Summer Activities at the Museum

June 1st – August 30 • The River Lab
Hands-On science exhibits that include:
Hands-on science activities related to the Rio Grande.
Challenging activities about water properties, conservation and pollution awareness

June 1 – August 30 • Bubble Technology - a Hands-On Science Exhibit Highly popular exhibit exploring soap and water bubbles. Includes giant bubble machines: the Bubble Wall (stretch a flat five-foot bubble!), the Hula Bula Bubble Machine (stand inside a bubble!) and Bubble science. Math and art include activities such as: measuring bubble domes, discovering how to penetrate a bubble without popping it, observing colors and patterns, predicting when bubbles pop, and testing various bubble-making tools.

July 13 and 20, 6:00 - 7:30 • Paper-making 1 and II
Children and adults will learn to recycle old papers into new uses in creative ways.
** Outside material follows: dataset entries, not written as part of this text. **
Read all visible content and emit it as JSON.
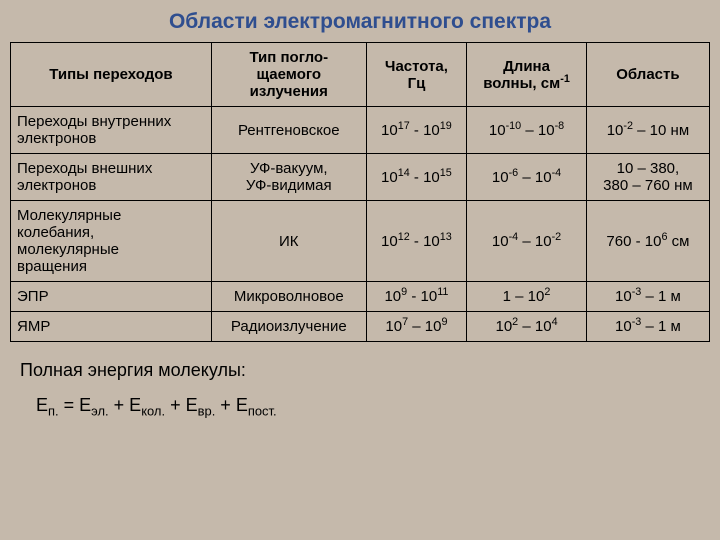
{
  "title": "Области электромагнитного спектра",
  "headers": {
    "c1": "Типы переходов",
    "c2_l1": "Тип погло-",
    "c2_l2": "щаемого",
    "c2_l3": "излучения",
    "c3_l1": "Частота,",
    "c3_l2": "Гц",
    "c4_l1": "Длина",
    "c4_l2": "волны, см",
    "c4_sup": "-1",
    "c5": "Область"
  },
  "rows": [
    {
      "c1_l1": "Переходы внутренних",
      "c1_l2": "электронов",
      "c2": "Рентгеновское",
      "c3_a": "10",
      "c3_ae": "17",
      "c3_sep": " - ",
      "c3_b": "10",
      "c3_be": "19",
      "c4_a": "10",
      "c4_ae": "-10",
      "c4_sep": " – ",
      "c4_b": "10",
      "c4_be": "-8",
      "c5_a": "10",
      "c5_ae": "-2",
      "c5_rest": " – 10 нм"
    },
    {
      "c1_l1": "Переходы внешних",
      "c1_l2": "электронов",
      "c2_l1": "УФ-вакуум,",
      "c2_l2": "УФ-видимая",
      "c3_a": "10",
      "c3_ae": "14",
      "c3_sep": " - ",
      "c3_b": "10",
      "c3_be": "15",
      "c4_a": "10",
      "c4_ae": "-6",
      "c4_sep": " – ",
      "c4_b": "10",
      "c4_be": "-4",
      "c5_l1": "10 – 380,",
      "c5_l2": "380 – 760 нм"
    },
    {
      "c1_l1": "Молекулярные",
      "c1_l2": "колебания,",
      "c1_l3": "молекулярные",
      "c1_l4": "вращения",
      "c2": "ИК",
      "c3_a": "10",
      "c3_ae": "12",
      "c3_sep": " - ",
      "c3_b": "10",
      "c3_be": "13",
      "c4_a": "10",
      "c4_ae": "-4",
      "c4_sep": " – ",
      "c4_b": "10",
      "c4_be": "-2",
      "c5_pre": "760 - 10",
      "c5_e": "6",
      "c5_post": " см"
    },
    {
      "c1": "ЭПР",
      "c2": "Микроволновое",
      "c3_a": "10",
      "c3_ae": "9",
      "c3_sep": " - ",
      "c3_b": "10",
      "c3_be": "11",
      "c4_l": "1 – 10",
      "c4_e": "2",
      "c5_a": "10",
      "c5_ae": "-3",
      "c5_rest": " – 1 м"
    },
    {
      "c1": "ЯМР",
      "c2": "Радиоизлучение",
      "c3_a": "10",
      "c3_ae": "7",
      "c3_sep": " – ",
      "c3_b": "10",
      "c3_be": "9",
      "c4_a": "10",
      "c4_ae": "2",
      "c4_sep": " – ",
      "c4_b": "10",
      "c4_be": "4",
      "c5_a": "10",
      "c5_ae": "-3",
      "c5_rest": " – 1 м"
    }
  ],
  "bottom_text": "Полная энергия молекулы:",
  "formula": {
    "E": "Е",
    "eq": " = ",
    "plus": " + ",
    "s0": "п.",
    "s1": "эл.",
    "s2": "кол.",
    "s3": "вр.",
    "s4": "пост."
  }
}
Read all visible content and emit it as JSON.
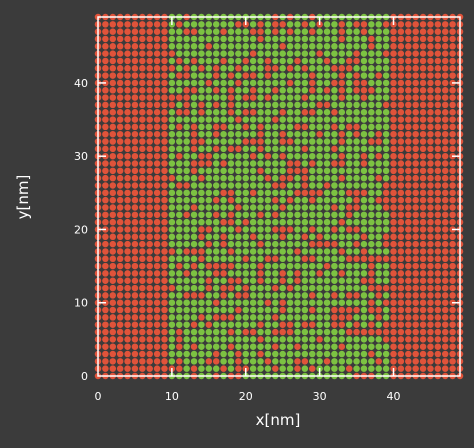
{
  "chart_data": {
    "type": "scatter",
    "xlabel": "x[nm]",
    "ylabel": "y[nm]",
    "xlim": [
      0,
      49
    ],
    "ylim": [
      0,
      49
    ],
    "x_ticks": [
      0,
      10,
      20,
      30,
      40
    ],
    "y_ticks": [
      0,
      10,
      20,
      30,
      40
    ],
    "grid": false,
    "lattice_spacing_nm": 1,
    "region_boundaries_x_nm": [
      10,
      39
    ],
    "series": [
      {
        "color": "#e0533a",
        "region": "x < 10 and x > 39",
        "fill_fraction": 1.0
      },
      {
        "color": "#7cc242",
        "region": "10 <= x <= 39",
        "fill_fraction": 0.72
      }
    ],
    "colors": {
      "background": "#3b3b3b",
      "frame": "#ffffff",
      "text": "#ffffff"
    }
  }
}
Recipes included.

July 12, 26; Aug.9 and June 8, 22; July 6, 20 and Aug.3 • Cool Stuff – 
Museum Collections Tour

Adults and secondary students (limit 10 per session) Find out about the inner-workings of the Museum relating to its collections of masks, sculptures, paintings and fascinating rocks minerals and other science artifacts.

July 11, 10:00 a.m. – 11:30 & July 27, 6:00 - 7:30 p.m. • Water Bottle Rockets and the Rio Grande Physics will be introduced with the presentation of Newton's three laws of gravity and through rocketry design. Each student will build an Alka-Seltzer rocket and a two-liter bottle water rocket to launch at the end of the workshop. Bring own two-liter bottle.

Tuesday, July 25 • A Get Whale Smart Day
Led by Gayle Runnels and Kay Lay, authors, songwriters and illustrators of Amigo, The Friendly Gray Whale, the first in a series of Blubber Buddy Adventure children's books.

Elementary session - Scrimshaw carving • 9:00 - 10:30 a.m.
Carving a whale tooth from soap bar and detailing with scrimshaw design, an old-fashioned art form of carving a picture on an ivory whale's tooth. Whaling ships, flags and people were carved in lines or dots and stained to highlight the design.

Junior High Session - Whale Sounds and Echo Locating
11:00 - 12:30 a.m.

Hear amazing “creaky door”" sounds of sperm whale and their “pings” like a submarine as well as the high-pitched EEE . . .eeee . . . EEE sounds of the dolphin. Do some hands-on activities about what whales hear and how they find their food through echoes.

Senior Session - In-depth Study of Killer Whales
1:30-3:00 p.m.

Learn social habits of one of most beloved and yet feared whales in the world. Learn how to identify individual whales through special physical markings and locate their pods. Find out about the interesting social behaviors of the killer whale families.